Showing posts with label Fr. Brian Brindley. Show all posts
Showing posts with label Fr. Brian Brindley. Show all posts

Sunday, April 8, 2018

In The Land Of Welby's Chinos




Far-sighted readers of this popular theology blog will remember John Davies, the recently appointed Anglican Archbishop of Wales. When asked by the BBC before Easter if he believed in the bodily resurrection of Christ, the prelate replied, "I don't think any of us actually knows, frankly."

At least Davies is honest about his mild mannered, Athenaeum Club style apostasy, and you can imagine it unfolding in the dining room of the place with a glass of after Synod, after lunch port with his atheist friends, as  a ghostly Fr. Brindley chokes on his claret. But where does this leave us? 

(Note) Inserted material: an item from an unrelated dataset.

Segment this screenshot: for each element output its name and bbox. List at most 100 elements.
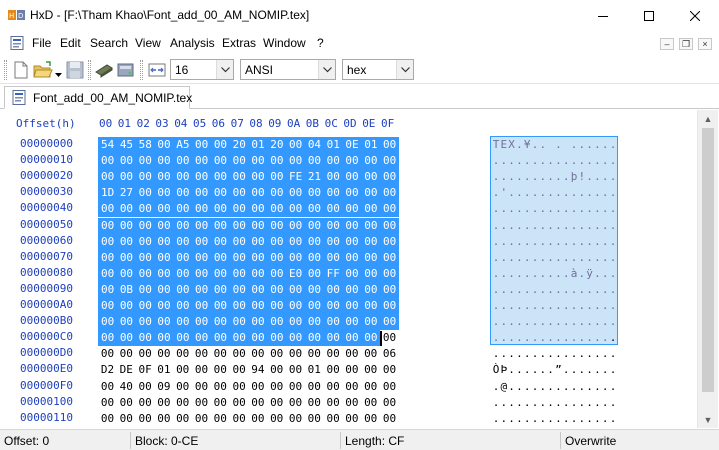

If Christians don't know if Christ rose bodily from the dead then they're not sure that He beat death, they're not sure if the Apostles were deluded and the Gospel a fraud. For that matter, they're not sure if Jesus is God and, for this Welsh school of semi-theology, they don't know if the whole thing stops with the Cross, which has the unfortunate effect of turning Christianity into a sinister death cult.

The 19th and early 20th century Scottish preacher, Alexander MacLaren, has this to say. Take heed, Davies, and everyone else.

You have the cross rising there, gaunt, black, solitary. But unless on the other side of the river you have the resurrection, no bridge will ever be thrown across the gulf, and the cross remains dead, being alone. You must have a resurrection to explain the cross, and then the life and the death tower up into the manifestation of God in the flesh and the propitiation for our sins. Without it, we have nothing to preach which is worth calling the gospel.
If he whom we believed to be our sacrifice by his death and our sanctification by his life has not risen, then all which makes his death other than a martyr's vanishes, and with it vanish forgiveness and purifying. Only when we recognize that in his cross explained by his resurrection we have redemption through his blood, even the forgiveness of sins, and by the communion of the risen life from the risen Lord possess that new nature which sets us free from the dominion of our evil. Then is faith operative in setting us free from our sins.




Then there's St. Paul (1 Cor15: 12-19).

Now if Christ be preached that he rose from the dead, how say some among you that there is no resurrection of the dead? But if there be no resurrection of the dead, then is Christ not risen: And if Christ be not risen, then is our preaching vain, and your faith is also vain. Yea, and we are found false witnesses of God; because we have testified of God that he raised up Christ: whom he raised not up, if so be that the dead rise not. For if the dead rise not, then is not Christ raised: And if Christ be not raised, your faith is vain; ye are yet in your sins. Then they also which are fallen asleep in Christ are perished. If in this life only we have hope in Christ, we are of all men most miserable.

Of all men most miserable. With the image of Archbishop Davies in your mind, picture another doubter, Thomas, who reached out and touched the wounds of Christ. "My Lord and my God," said the Apostle. We stand for that, here in the Diocese of Fort Worth, however imperfectly.




Archbishop Davies was last seen above the skies of Haverfordwest, Pembrokshire, in the land of Welby's Chinos.